By now it was getting dark so Ronald suggested that we stay at his Aunt’s house that evening in the hills and carry on with the journey the next morning. The problem was Ronald only had access to one room in the house and no access to the bathroom as that part of the house was locked up whilst his Aunt was on holiday. We decided to look for a café further up the hill, get a coffee, use the facilities and head back to his Aunts house to sleep and then leave early in the morning and we decided that if we saw a hostel up there we would stay there instead. We had just got in a Trufe, but after 1 minute the trufe got stuck on the hill behind a row of cars who were also stuck probably due to the festival. After 20 minutes we had moved about 2 car spaces so deciding that the trufe was stuck for the night, we decided to get out and head down the hill. We were made to pay the full fare even though we had moved 2 car spaces.

We crossed the road to find a trufe to take us back down but just at that moment all the cars decided to overtake on the other side of the road to get past the obstructions. This blocked the oncoming traffic going back down to the city centre so we couldn’t get any transport back down. One minute later our last trufe had decided to do the same as us, do a U turn in the middle of the mountain road and head back down. We got in the Trufe and I said to Ronald that we’d been unlucky so far, but not to worry because our luck was changing. Little did we know this was just the start of our luck running out.

At the next stop two very drunken men got in the trufe (after the festival) and were belching and falling about in the vehicle. They were slouching just behind us and afraid that they were going to vomit on us we moved seats. The trufe then took a long time to get down the hill with various diversions and kids spraying foam on it, and water pistoling it.

We finally got into town at about 7pm and began looking for a hostel near where we were going to take the bus from in the morning. The first hostel we found seemed fine but was fully booked, the second didn’t have wifi or internet (that is a luxury here)and generally looked run down, the third had a noisy disco at the top, the fourth had steps leading to a red curtain with a seedy red light behind it, the fifth we couldn’t get up the stairs of because a drunken person was being helped up them. We then took a trufe downtown to the sixth hostel which was called ‘crash and dash’ which Ronald not understanding what it meant said seemed fine but when I explained that it meant spend an uncomfortable night in an uncomfortable bed and get out as soon as possible in the morning he was put off as was I, so finally we found lucky hostel seven which was decent.

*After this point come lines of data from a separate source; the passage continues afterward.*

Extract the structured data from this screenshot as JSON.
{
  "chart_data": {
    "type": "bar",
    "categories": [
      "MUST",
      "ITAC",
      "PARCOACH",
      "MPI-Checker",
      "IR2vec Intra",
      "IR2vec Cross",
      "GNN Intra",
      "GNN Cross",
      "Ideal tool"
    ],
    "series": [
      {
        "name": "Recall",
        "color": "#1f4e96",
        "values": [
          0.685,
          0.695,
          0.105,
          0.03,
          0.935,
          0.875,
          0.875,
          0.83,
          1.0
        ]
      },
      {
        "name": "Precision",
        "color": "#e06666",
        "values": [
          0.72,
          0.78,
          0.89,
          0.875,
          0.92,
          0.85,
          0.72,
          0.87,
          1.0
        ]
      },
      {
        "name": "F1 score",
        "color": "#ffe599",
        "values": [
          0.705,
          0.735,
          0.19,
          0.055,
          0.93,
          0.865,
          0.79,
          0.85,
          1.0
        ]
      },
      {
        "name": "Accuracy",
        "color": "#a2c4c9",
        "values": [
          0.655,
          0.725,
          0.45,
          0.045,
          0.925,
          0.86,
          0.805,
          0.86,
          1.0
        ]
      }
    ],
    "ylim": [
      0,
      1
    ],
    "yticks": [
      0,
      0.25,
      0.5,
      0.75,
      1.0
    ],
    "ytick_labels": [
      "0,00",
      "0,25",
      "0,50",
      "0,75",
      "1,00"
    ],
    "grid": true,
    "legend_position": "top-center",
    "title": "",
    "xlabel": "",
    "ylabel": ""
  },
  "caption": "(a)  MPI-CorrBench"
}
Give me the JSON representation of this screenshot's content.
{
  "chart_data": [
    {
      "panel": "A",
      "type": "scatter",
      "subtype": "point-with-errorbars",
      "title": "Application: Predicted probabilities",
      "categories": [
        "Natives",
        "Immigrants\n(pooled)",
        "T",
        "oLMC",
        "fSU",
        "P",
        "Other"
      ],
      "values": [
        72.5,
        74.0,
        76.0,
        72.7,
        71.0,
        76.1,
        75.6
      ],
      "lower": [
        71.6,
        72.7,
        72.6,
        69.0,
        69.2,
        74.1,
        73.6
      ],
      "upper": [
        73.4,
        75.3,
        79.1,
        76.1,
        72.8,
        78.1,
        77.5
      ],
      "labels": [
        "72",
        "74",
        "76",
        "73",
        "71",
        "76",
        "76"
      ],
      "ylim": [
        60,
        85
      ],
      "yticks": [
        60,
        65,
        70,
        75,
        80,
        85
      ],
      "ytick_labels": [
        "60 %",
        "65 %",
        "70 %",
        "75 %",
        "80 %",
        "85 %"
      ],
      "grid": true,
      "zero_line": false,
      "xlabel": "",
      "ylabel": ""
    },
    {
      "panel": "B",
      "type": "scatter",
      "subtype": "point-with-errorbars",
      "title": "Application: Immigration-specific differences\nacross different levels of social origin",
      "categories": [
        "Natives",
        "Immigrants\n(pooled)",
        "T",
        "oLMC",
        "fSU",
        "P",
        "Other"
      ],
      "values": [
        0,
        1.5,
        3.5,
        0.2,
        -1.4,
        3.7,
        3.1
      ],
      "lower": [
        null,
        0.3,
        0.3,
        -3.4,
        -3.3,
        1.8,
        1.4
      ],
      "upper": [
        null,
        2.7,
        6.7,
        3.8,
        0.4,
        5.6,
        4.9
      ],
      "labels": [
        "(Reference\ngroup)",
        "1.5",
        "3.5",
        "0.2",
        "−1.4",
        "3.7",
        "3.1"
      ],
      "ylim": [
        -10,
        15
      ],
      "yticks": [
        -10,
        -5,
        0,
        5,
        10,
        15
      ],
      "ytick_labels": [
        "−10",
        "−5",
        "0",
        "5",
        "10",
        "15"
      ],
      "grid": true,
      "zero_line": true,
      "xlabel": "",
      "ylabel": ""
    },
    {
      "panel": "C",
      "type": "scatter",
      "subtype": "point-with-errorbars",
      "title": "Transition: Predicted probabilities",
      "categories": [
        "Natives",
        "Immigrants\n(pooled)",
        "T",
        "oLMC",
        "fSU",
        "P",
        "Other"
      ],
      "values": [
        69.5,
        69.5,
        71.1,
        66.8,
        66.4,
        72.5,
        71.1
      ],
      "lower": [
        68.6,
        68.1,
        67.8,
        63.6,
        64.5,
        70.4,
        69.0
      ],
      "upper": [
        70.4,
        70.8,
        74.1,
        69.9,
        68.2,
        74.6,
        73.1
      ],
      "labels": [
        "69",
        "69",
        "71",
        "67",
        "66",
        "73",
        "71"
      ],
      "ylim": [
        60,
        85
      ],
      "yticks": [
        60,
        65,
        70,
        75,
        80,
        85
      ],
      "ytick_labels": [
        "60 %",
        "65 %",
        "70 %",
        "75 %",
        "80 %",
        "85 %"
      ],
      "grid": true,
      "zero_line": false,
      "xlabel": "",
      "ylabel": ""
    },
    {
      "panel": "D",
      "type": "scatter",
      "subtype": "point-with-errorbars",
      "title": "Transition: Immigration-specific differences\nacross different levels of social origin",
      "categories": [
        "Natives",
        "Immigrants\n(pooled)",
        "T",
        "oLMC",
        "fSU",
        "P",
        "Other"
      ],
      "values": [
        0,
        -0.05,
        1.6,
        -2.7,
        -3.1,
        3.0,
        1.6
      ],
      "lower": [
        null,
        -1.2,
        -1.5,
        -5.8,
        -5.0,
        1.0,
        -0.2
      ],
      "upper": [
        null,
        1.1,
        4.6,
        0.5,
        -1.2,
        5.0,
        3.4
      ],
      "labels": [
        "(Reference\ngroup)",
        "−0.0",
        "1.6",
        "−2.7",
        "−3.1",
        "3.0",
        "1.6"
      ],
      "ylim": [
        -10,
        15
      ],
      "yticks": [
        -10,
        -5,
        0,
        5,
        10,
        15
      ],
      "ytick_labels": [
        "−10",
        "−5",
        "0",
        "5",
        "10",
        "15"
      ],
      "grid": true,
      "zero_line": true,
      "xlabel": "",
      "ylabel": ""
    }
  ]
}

On entering the rooms we began having problems. We tried to open Ronald’s door to his room but it wouldn’t open and we needed to call the receptionist. When the receptionist came he just turned the handle and it magically opened so we felt like fools. It turned out we had unlocked the door but hadn’t pushed the door hard enough to open it after having spent 10 minutes locking it and unlocking it. By this time clouded by all the unfortunate events of the day we had come to believe that opening a door had been beyond our capabilities. Relieved to have finally opened the door I helped Ronald carry his bags in, it was then that I realised that we had not only lost our wine but we’d left Ronald’s umbrella at the festival too.